The most committed designers won’t let the prospect of labor delay their shows. And in the case of Danish designer Stine Goya, that was labor literally—the very pregnant designer was due the same day as her collection was to debut. But Goya’s collection marched on as scheduled (her baby, for what it’s worth, didn’t make an appearance) and secured her spot as the standout of the season.
The designer’s relaxed, feminine forms are widely flattering, but like the seventies Danish designer Margit Brandt, Goya is her own best model. Maybe that’s why all the models in her show were styled with her own signature cat-eye makeup and coif—long, strawberry blond locks with blunt-cut bangs. The collection took hot-air ballooning for its theme, emphasizing voluminous, beaded frocks, printed silk dresses, draped trousers in pretty pastels and sherbet shades.
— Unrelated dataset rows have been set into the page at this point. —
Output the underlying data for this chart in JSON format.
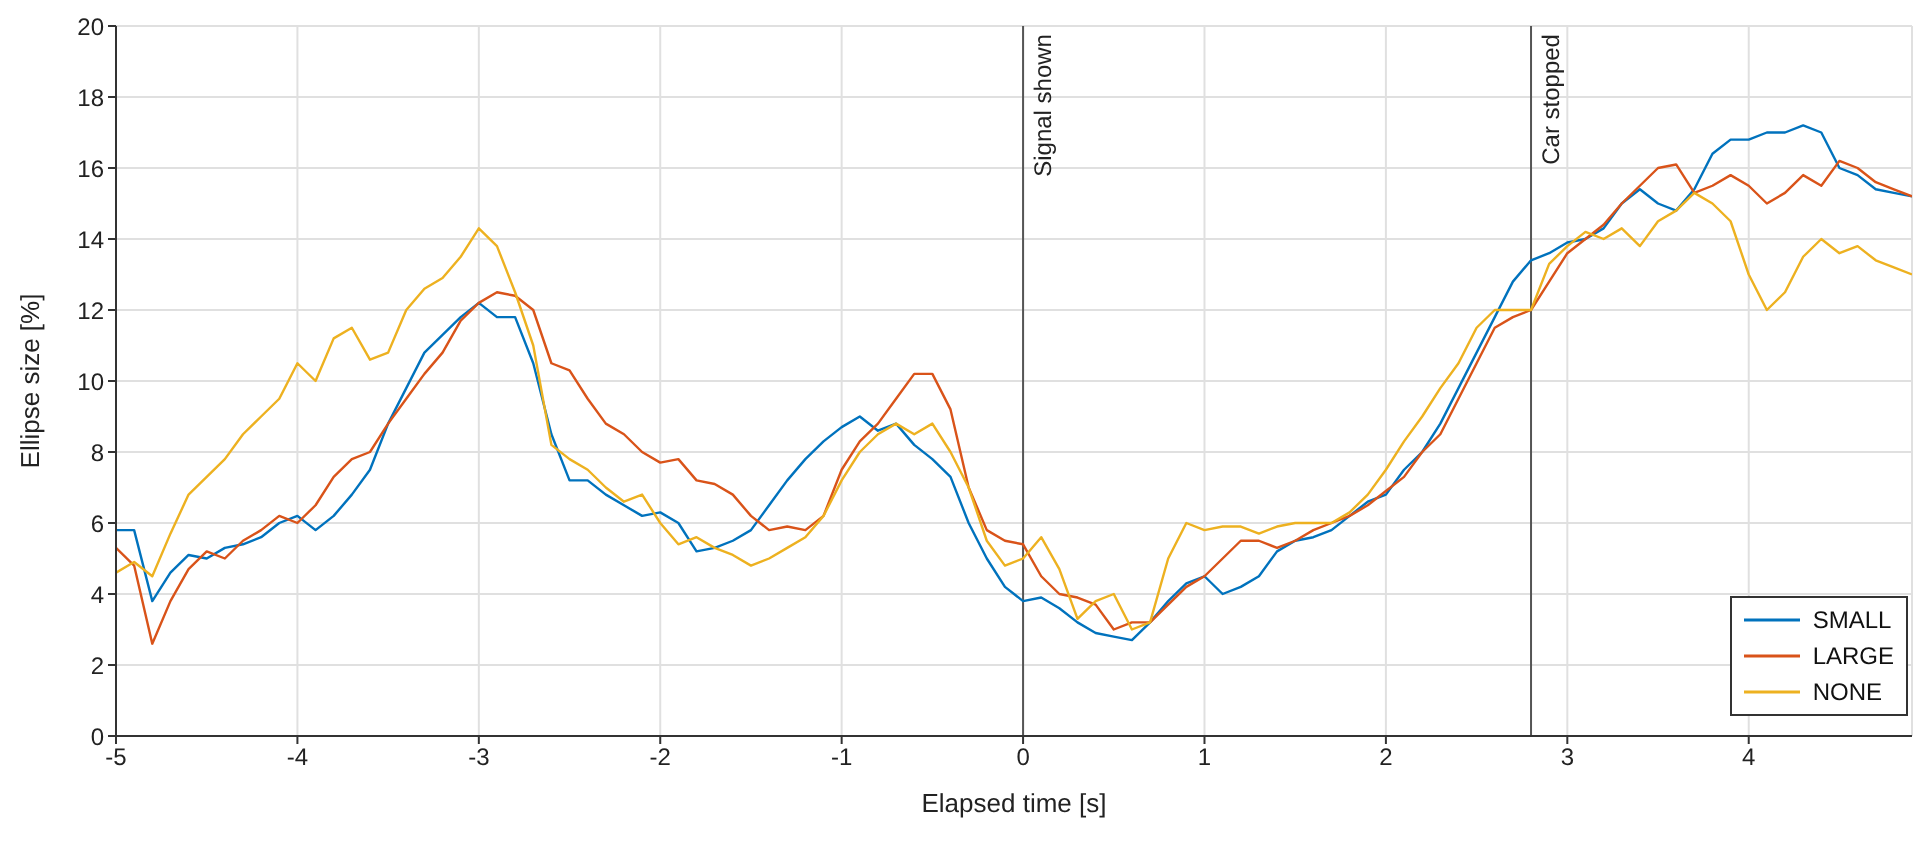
{
  "chart_data": {
    "type": "line",
    "xlabel": "Elapsed time [s]",
    "ylabel": "Ellipse size [%]",
    "x": [
      -5,
      -4.9,
      -4.8,
      -4.7,
      -4.6,
      -4.5,
      -4.4,
      -4.3,
      -4.2,
      -4.1,
      -4,
      -3.9,
      -3.8,
      -3.7,
      -3.6,
      -3.5,
      -3.4,
      -3.3,
      -3.2,
      -3.1,
      -3,
      -2.9,
      -2.8,
      -2.7,
      -2.6,
      -2.5,
      -2.4,
      -2.3,
      -2.2,
      -2.1,
      -2,
      -1.9,
      -1.8,
      -1.7,
      -1.6,
      -1.5,
      -1.4,
      -1.3,
      -1.2,
      -1.1,
      -1,
      -0.9,
      -0.8,
      -0.7,
      -0.6,
      -0.5,
      -0.4,
      -0.3,
      -0.2,
      -0.1,
      0,
      0.1,
      0.2,
      0.3,
      0.4,
      0.5,
      0.6,
      0.7,
      0.8,
      0.9,
      1,
      1.1,
      1.2,
      1.3,
      1.4,
      1.5,
      1.6,
      1.7,
      1.8,
      1.9,
      2,
      2.1,
      2.2,
      2.3,
      2.4,
      2.5,
      2.6,
      2.7,
      2.8,
      2.9,
      3,
      3.1,
      3.2,
      3.3,
      3.4,
      3.5,
      3.6,
      3.7,
      3.8,
      3.9,
      4,
      4.1,
      4.2,
      4.3,
      4.4,
      4.5,
      4.6,
      4.7,
      4.8,
      4.9
    ],
    "series": [
      {
        "name": "SMALL",
        "color": "#0072bd",
        "values": [
          5.8,
          5.8,
          3.8,
          4.6,
          5.1,
          5.0,
          5.3,
          5.4,
          5.6,
          6.0,
          6.2,
          5.8,
          6.2,
          6.8,
          7.5,
          8.8,
          9.8,
          10.8,
          11.3,
          11.8,
          12.2,
          11.8,
          11.8,
          10.5,
          8.5,
          7.2,
          7.2,
          6.8,
          6.5,
          6.2,
          6.3,
          6.0,
          5.2,
          5.3,
          5.5,
          5.8,
          6.5,
          7.2,
          7.8,
          8.3,
          8.7,
          9.0,
          8.6,
          8.8,
          8.2,
          7.8,
          7.3,
          6.0,
          5.0,
          4.2,
          3.8,
          3.9,
          3.6,
          3.2,
          2.9,
          2.8,
          2.7,
          3.2,
          3.8,
          4.3,
          4.5,
          4.0,
          4.2,
          4.5,
          5.2,
          5.5,
          5.6,
          5.8,
          6.2,
          6.6,
          6.8,
          7.5,
          8.0,
          8.8,
          9.8,
          10.8,
          11.8,
          12.8,
          13.4,
          13.6,
          13.9,
          14.0,
          14.3,
          15.0,
          15.4,
          15.0,
          14.8,
          15.4,
          16.4,
          16.8,
          16.8,
          17.0,
          17.0,
          17.2,
          17.0,
          16.0,
          15.8,
          15.4,
          15.3,
          15.2
        ]
      },
      {
        "name": "LARGE",
        "color": "#d95319",
        "values": [
          5.3,
          4.8,
          2.6,
          3.8,
          4.7,
          5.2,
          5.0,
          5.5,
          5.8,
          6.2,
          6.0,
          6.5,
          7.3,
          7.8,
          8.0,
          8.8,
          9.5,
          10.2,
          10.8,
          11.7,
          12.2,
          12.5,
          12.4,
          12.0,
          10.5,
          10.3,
          9.5,
          8.8,
          8.5,
          8.0,
          7.7,
          7.8,
          7.2,
          7.1,
          6.8,
          6.2,
          5.8,
          5.9,
          5.8,
          6.2,
          7.5,
          8.3,
          8.8,
          9.5,
          10.2,
          10.2,
          9.2,
          7.0,
          5.8,
          5.5,
          5.4,
          4.5,
          4.0,
          3.9,
          3.7,
          3.0,
          3.2,
          3.2,
          3.7,
          4.2,
          4.5,
          5.0,
          5.5,
          5.5,
          5.3,
          5.5,
          5.8,
          6.0,
          6.2,
          6.5,
          6.9,
          7.3,
          8.0,
          8.5,
          9.5,
          10.5,
          11.5,
          11.8,
          12.0,
          12.8,
          13.6,
          14.0,
          14.4,
          15.0,
          15.5,
          16.0,
          16.1,
          15.3,
          15.5,
          15.8,
          15.5,
          15.0,
          15.3,
          15.8,
          15.5,
          16.2,
          16.0,
          15.6,
          15.4,
          15.2
        ]
      },
      {
        "name": "NONE",
        "color": "#edb120",
        "values": [
          4.6,
          4.9,
          4.5,
          5.7,
          6.8,
          7.3,
          7.8,
          8.5,
          9.0,
          9.5,
          10.5,
          10.0,
          11.2,
          11.5,
          10.6,
          10.8,
          12.0,
          12.6,
          12.9,
          13.5,
          14.3,
          13.8,
          12.5,
          11.0,
          8.2,
          7.8,
          7.5,
          7.0,
          6.6,
          6.8,
          6.0,
          5.4,
          5.6,
          5.3,
          5.1,
          4.8,
          5.0,
          5.3,
          5.6,
          6.2,
          7.2,
          8.0,
          8.5,
          8.8,
          8.5,
          8.8,
          8.0,
          7.0,
          5.5,
          4.8,
          5.0,
          5.6,
          4.7,
          3.3,
          3.8,
          4.0,
          3.0,
          3.2,
          5.0,
          6.0,
          5.8,
          5.9,
          5.9,
          5.7,
          5.9,
          6.0,
          6.0,
          6.0,
          6.3,
          6.8,
          7.5,
          8.3,
          9.0,
          9.8,
          10.5,
          11.5,
          12.0,
          12.0,
          12.0,
          13.3,
          13.8,
          14.2,
          14.0,
          14.3,
          13.8,
          14.5,
          14.8,
          15.3,
          15.0,
          14.5,
          13.0,
          12.0,
          12.5,
          13.5,
          14.0,
          13.6,
          13.8,
          13.4,
          13.2,
          13.0
        ]
      }
    ],
    "xlim": [
      -5,
      4.9
    ],
    "xticks": [
      -5,
      -4,
      -3,
      -2,
      -1,
      0,
      1,
      2,
      3,
      4
    ],
    "ylim": [
      0,
      20
    ],
    "yticks": [
      0,
      2,
      4,
      6,
      8,
      10,
      12,
      14,
      16,
      18,
      20
    ],
    "ref_lines": [
      {
        "axis": "x",
        "value": 0,
        "label": "Signal shown",
        "color": "#555555"
      },
      {
        "axis": "x",
        "value": 2.8,
        "label": "Car stopped",
        "color": "#555555"
      }
    ],
    "grid": true,
    "legend": "bottom right",
    "marker": "none",
    "line_style": "solid"
  }
}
And Goya, a former Chanel model herself, took her runway bow in a peach and white form-fitting dress with a balloon-sized belly.
The rest of Copenhagen fashion week was somewhat less buoyant, since many of the city’s most artistically innovative designers were M.I.A. Vilsbøl de Arce and Spon Diogo were noticeably absent from the schedule, which was heavy on commercial labels such as Munthe plus Simonsen, Malene Birger, and Hugo Boss. But the refreshingly clean minimalist Bruuns Bazaar collection, Henrik Vibskov’s Dadaist presentation on a circular stage set rotated by costumed stagehands, and Anne Sofie Madsen’s magnificent collection of dresses with sculptural frills and prints inspired by Piero Fornasetti maintained Copenhagen’s strong creative integrity as the fashion showcase for future generations of stylish Danes.